Even if they are only pulling 40 L/min (which is not an unusual minute ventilation for a critical patient in frank distress), on a "C" tank (aka "the little dive boat tank") that only gives you (assuming the tank has a working pressure of 2200 psi and is full when you start) about 4.4 minutes before that tank is dry. If you have a "D" tank and use the demand valve, you've only got 8.8 minutes. Sounds like it's buying you a whole lot of time to me.
Yes NRB's waste a lot of O2, but not that much more than a demand valve. But if you have a full "D" tank on at 15 L/min, which will give around 70%-90% O2, which is about as good as it gets in the field, you have 23 minutes of time before the tank goes dry.
If the lungs dont inflate because of obstruction or FUBARness beyond the abilities of first responders to fix, then the OPV wont let you overpressure and barotrauma anything. If the lungs do inflate, you're trained not to overinflate, and the equipment should prevent you from overinflating.
They also have an overpressure relief valve set to 60 cm H2O. Part of the Adv O2 course is training to test the OPV. You're also trained not to fully inflate the lungs and to watch for forcing air into the stomach
Couple of points, One: lung barotrauma can happen at pressures as low as 30 mmHg (40 cmH20) (if you care to read it for yourself: p. 884 Egan's Fundamentals of Respiratory Therapy, 7th edition).
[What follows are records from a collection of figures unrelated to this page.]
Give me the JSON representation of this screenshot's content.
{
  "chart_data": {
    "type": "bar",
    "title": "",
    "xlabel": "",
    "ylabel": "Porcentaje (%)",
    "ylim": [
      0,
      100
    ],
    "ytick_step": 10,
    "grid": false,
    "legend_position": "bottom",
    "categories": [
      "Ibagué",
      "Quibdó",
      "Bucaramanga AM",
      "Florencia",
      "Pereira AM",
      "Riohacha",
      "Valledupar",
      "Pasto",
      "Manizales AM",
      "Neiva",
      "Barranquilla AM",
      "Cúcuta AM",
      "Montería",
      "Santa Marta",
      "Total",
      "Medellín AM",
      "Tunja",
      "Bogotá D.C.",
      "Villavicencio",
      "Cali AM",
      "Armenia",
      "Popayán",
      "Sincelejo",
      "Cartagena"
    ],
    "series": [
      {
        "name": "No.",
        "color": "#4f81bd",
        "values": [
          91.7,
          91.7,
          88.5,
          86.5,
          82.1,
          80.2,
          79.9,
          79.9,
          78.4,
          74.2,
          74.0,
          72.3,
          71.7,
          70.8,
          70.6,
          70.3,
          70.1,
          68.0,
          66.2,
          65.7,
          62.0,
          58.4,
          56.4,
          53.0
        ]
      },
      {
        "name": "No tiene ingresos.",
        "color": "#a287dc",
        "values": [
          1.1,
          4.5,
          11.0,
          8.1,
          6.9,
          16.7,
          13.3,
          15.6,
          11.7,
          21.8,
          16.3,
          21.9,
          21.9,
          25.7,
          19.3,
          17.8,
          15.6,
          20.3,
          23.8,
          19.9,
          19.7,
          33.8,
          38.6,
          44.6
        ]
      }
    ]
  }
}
If you have a patient that has some sort of a lung injury....say they held their breath on the way up and popped a lung....now they have a pneumo and that pressure you're giving them is making it worse....
Two....like I said before, a couple of hours training doesn't make you an expert, or really even very knowledgable about how to ventilate someone. Most doctors I know screw up and overventilate and hyperinflate. It's due to the stress of the situation....nothing to be ashamed of, just something you have to watch out for. Cases like this are prime examples of where a little bit of knowledge can be a dangerous thing.
Most people are trained to stop ventilated once they see the chest start to rise.....well in some people that works, and in others it takes a lot of pressure to move the chest wall (such as fat people) and the lungs are already inflated long before the chest wall begins to move. If you want to argue pulmonary physiology and oxygen administration techniques, you picked the wrong person to do it with. Remember it's my job to know this kind of thing inside and out. I don't mean to be crappy, I just want everyone to be on the same page and have their facts straight.